Es terrible que, ante un auténtico golpe de estado, como el que se está perpetrando en Cataluña, todavía haya gente que, haciendo gala de un buenismo un tanto tontuno, siga martilleando con eso de que hay que dialogar. Porque resulta que lo del diálogo ya es como un mantra, que a fuerza de magrearlo, se ha visto investido de unas dotes cuasi taumatúrgicas, que le confieren capacidad de realizar todo tipo de prodigios.

Hay que precisar, por ello, que el diálogo no es bueno en esencia. Tampoco malo. Pero, en absoluto, es siempre benéfico o aceptable. Porque, por ejemplo, para quien desafía a los tribunales, transgrede las leyes, e ignora las sentencias, el diálogo no es un medio de discusión, un modo de contrastar argumentos, o un instrumento para aprender con el que expone ideas diferentes. Para el que pisotea la legalidad, el diálogo es una vía de legitimación de lo inadmisible, y un cabo de salvamento del que, frecuentemente, se sirve para ahogar a quien, en algún momento, se lo lanzó.

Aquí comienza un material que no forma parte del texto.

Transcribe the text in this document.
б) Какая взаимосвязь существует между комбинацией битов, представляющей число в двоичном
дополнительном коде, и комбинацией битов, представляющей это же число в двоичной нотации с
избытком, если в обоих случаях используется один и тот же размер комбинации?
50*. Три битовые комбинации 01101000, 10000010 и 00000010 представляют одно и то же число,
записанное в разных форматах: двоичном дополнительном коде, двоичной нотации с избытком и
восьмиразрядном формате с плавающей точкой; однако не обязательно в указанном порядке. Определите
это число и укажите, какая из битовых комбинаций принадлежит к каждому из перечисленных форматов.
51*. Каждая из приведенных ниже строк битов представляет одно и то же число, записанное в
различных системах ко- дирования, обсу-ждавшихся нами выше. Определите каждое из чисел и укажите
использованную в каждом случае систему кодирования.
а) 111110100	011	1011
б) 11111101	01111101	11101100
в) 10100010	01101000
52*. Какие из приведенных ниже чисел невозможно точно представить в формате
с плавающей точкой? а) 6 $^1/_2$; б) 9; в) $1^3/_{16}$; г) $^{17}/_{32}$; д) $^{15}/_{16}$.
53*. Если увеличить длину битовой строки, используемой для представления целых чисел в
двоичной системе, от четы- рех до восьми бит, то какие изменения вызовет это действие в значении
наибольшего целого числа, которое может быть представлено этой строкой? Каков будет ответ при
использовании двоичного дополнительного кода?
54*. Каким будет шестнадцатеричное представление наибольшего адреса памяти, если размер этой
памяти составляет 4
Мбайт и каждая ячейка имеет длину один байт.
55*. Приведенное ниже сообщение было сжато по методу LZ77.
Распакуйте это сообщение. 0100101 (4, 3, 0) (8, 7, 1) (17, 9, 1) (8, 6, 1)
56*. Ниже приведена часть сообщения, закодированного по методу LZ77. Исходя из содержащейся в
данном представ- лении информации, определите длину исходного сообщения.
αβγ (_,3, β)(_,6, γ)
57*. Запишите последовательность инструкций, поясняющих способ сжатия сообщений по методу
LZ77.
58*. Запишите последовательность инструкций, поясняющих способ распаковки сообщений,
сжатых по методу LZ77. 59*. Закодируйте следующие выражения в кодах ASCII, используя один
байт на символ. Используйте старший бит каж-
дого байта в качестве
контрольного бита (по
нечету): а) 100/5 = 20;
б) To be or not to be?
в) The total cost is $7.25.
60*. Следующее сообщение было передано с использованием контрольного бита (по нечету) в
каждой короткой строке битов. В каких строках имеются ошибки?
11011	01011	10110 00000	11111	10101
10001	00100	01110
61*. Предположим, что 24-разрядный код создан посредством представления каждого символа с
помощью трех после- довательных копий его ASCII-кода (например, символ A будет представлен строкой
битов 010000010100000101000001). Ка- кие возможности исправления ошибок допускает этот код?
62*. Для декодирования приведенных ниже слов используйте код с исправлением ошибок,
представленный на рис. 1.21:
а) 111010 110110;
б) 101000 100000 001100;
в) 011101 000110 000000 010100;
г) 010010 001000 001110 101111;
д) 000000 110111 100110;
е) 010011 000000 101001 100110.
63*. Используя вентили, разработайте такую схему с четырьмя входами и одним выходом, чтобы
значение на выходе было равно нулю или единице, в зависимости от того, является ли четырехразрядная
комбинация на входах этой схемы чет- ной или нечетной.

Pero todo esto parece que da un poco igual, porque, aquí, aún sabiendo lo anterior, aún habiendo sufrido las consecuencias de un diálogo --casi sin límites-- con aquellos que solo conocen la imposición y el chantaje como modo de interacción política, hay quien sigue propagando la idea de que el diálogo es poco menos que una suerte de bálsamo de fierabrás que acabará con las apetencias soberanistas del nacionalismo catalán.

Y no se dan cuenta de que, si algo ha sobrado, desde que Pujol alcanzara la presidencia de la Generalidad de Cataluña, allá por 1980, ha sido un diálogo que siempre ha acabado conllevando una recua de cesiones competenciales, acompañada, claro está, de infinitos privilegios económicos. Y, todo ello, sin olvidar, por supuesto, esa omertá que ha permitido que, durante décadas, haya habido un clan familiar que se ha dedicado al saqueo de las arcas públicas, mientras que todos los poderes del Estado miraban hacia otro lado.

La historia reciente de la región catalana, como parte de nuestra nación, nos revela que, en aquella tierra, los gobiernos nacionalistas (o nacional-socialistas, que también los ha habido) han sido insaciables. Mientras más se les ha dado, más han exigido. Mientras más flexibles han sido los gobierno de la nación, más rígidos se han mostrado ellos en sus demandas. Y, de ese modo, hemos llegado al punto de no retorno de este 1 de octubre.

Por ello, si, de nuevo, prima el diálogo sobre la aplicación estricta de la ley, como pretenden los propios nacionalistas, Unidos Podemos, e incluso algunas facciones del PSOE, se trasladará un mensaje a toda la nación que solo puede acabar de un modo: con la disolución de ese proyecto común que es España.